BEM-TE-VI, PALIMPSESTO DO ADEUS
BEM-TE-VI, PALIMPSESTO DO ADEUS
BEM
primeira sílaba do universo,
luz inaugural que aprendeu a dizer “sim”.
TE
fio tênue entre quem ama
e quem já é memória.
VI
verbo do instante:
vi-te subir além do alcance
e o céu cravou em mim a tua cura de infinito.
Bem-te-vi
ou será vi-te-bem?
Nas costas do tempo, as duas frases cabem
como asas sobrepostas:
a que parte,
a que permanece.
Be - resto de um beijo que o vento traduziu em pássaro.
Bem-te - juramento soterrado na pausa de um canto.

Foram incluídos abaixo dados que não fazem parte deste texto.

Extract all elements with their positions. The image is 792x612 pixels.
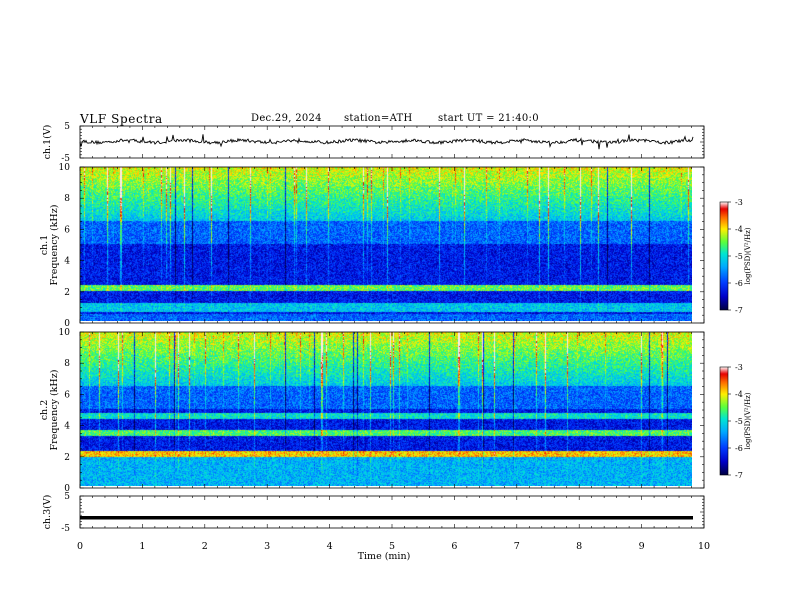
x-axis-label: Time (min) [358,551,411,562]
x-tick-label: 9 [639,541,645,552]
y-axis-label: Frequency (kHz) [49,370,60,451]
x-tick-label: 6 [451,541,457,552]
x-tick-label: 0 [77,541,83,552]
y-axis-label: ch.3(V) [42,495,53,530]
y-tick-label: 0 [64,484,70,494]
y-tick-label: 6 [64,390,70,400]
y-tick-label: 2 [64,288,70,298]
x-tick-label: 4 [327,541,333,552]
y-axis-label: ch.2 [39,400,50,421]
colorbar-tick-label: -6 [735,279,743,288]
y-tick-label: 5 [64,122,70,132]
y-tick-label: 8 [64,359,70,369]
y-tick-label: 5 [64,492,70,502]
colorbar-frame [719,366,729,476]
ch1-colorbar [720,202,728,310]
x-tick-label: 7 [514,541,520,552]
panel-frame [79,166,705,324]
x-tick-label: 2 [202,541,208,552]
colorbar-tick-label: -3 [735,363,743,372]
colorbar-tick-label: -5 [735,252,743,261]
y-tick-label: 8 [64,194,70,204]
y-tick-label: -5 [61,154,70,164]
y-tick-label: 4 [64,422,70,432]
x-tick-label: 3 [264,541,270,552]
y-tick-label: 4 [64,257,70,267]
panel-frame [79,331,705,489]
ch1-spectrogram [80,167,692,321]
colorbar-tick-label: -3 [735,198,743,207]
y-axis-label: ch.1(V) [42,125,53,160]
date-label: Dec.29, 2024 [251,113,322,124]
y-tick-label: 2 [64,453,70,463]
ch2-colorbar [720,367,728,475]
colorbar-tick-label: -7 [735,471,743,480]
ch2-spectrogram [80,332,692,486]
panel-frame [79,495,705,529]
y-axis-label: ch.1 [39,235,50,256]
colorbar-tick-label: -5 [735,417,743,426]
station-label: station=ATH [344,113,413,124]
y-tick-label: -5 [61,524,70,534]
x-tick-label: 8 [576,541,582,552]
colorbar-tick-label: -7 [735,306,743,315]
y-tick-label: 6 [64,225,70,235]
colorbar-tick-label: -4 [735,225,743,234]
ch1-waveform [79,134,694,150]
colorbar-label: log(PSD)(V²/Hz) [744,392,752,449]
plot-title: VLF Spectra [80,112,163,126]
colorbar-tick-label: -4 [735,390,743,399]
y-tick-label: 10 [59,328,71,338]
y-tick-label: 0 [64,319,70,329]
x-tick-label: 1 [139,541,145,552]
start-ut-label: start UT = 21:40:0 [438,113,539,124]
y-axis-label: Frequency (kHz) [49,205,60,286]
colorbar-label: log(PSD)(V²/Hz) [744,227,752,284]
colorbar-frame [719,201,729,311]
colorbar-tick-label: -6 [735,444,743,453]
y-tick-label: 10 [59,163,71,173]
x-tick-label: 5 [389,541,395,552]
x-tick-label: 10 [698,541,710,552]
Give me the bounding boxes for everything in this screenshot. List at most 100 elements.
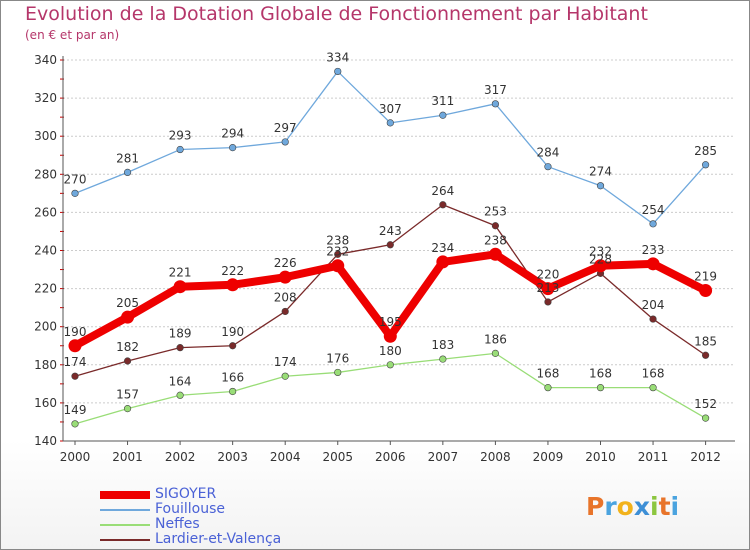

Bem-te-vi - epifania ao contrário:
um som que volta vazio
e, no vazio, engravida o silêncio
de sentido.
se todo voo é pergunta,
teu canto foi resposta
que não sabia o nome das coisas,
mas sabia amar.
bem
na dobra secreta do mundo, ainda é manhã
te
teço contigo um ninho de lembranças
vi
vejo-me inteiro só quando ecoa o teu trinado
bem.te.vi
tríplice pulso que religa
carne e eternidade;
o pássaro risca no ar
o diagrama das saudades,
e cada linha é uma rota
de volta ao abraço
que não cabe mais no espaço.
b e m
t
e
v i
restaram ossos de sílaba sobre o papel,
como se a palavra pousasse
e deixasse penas de sentido.
eu as recolho,
faço delas barco, bússola, estrela-cadente,
pois todo amor que parte
vira constelação à procura de olhos
que ainda saibam ver-te-bem.
Quando o dia adormece no horizonte,
ouço outra vez teu bem-te-vi:
não é pássaro nem eco,
é o relógio imóvel do afeto
marcando a hora exata
em que a ausência se converte
no mais presente dos presentes.
E assim aprendo:
que partir é apenas mudar de verbo;
ficar, é conjugar-te
no futuro de cada aurora.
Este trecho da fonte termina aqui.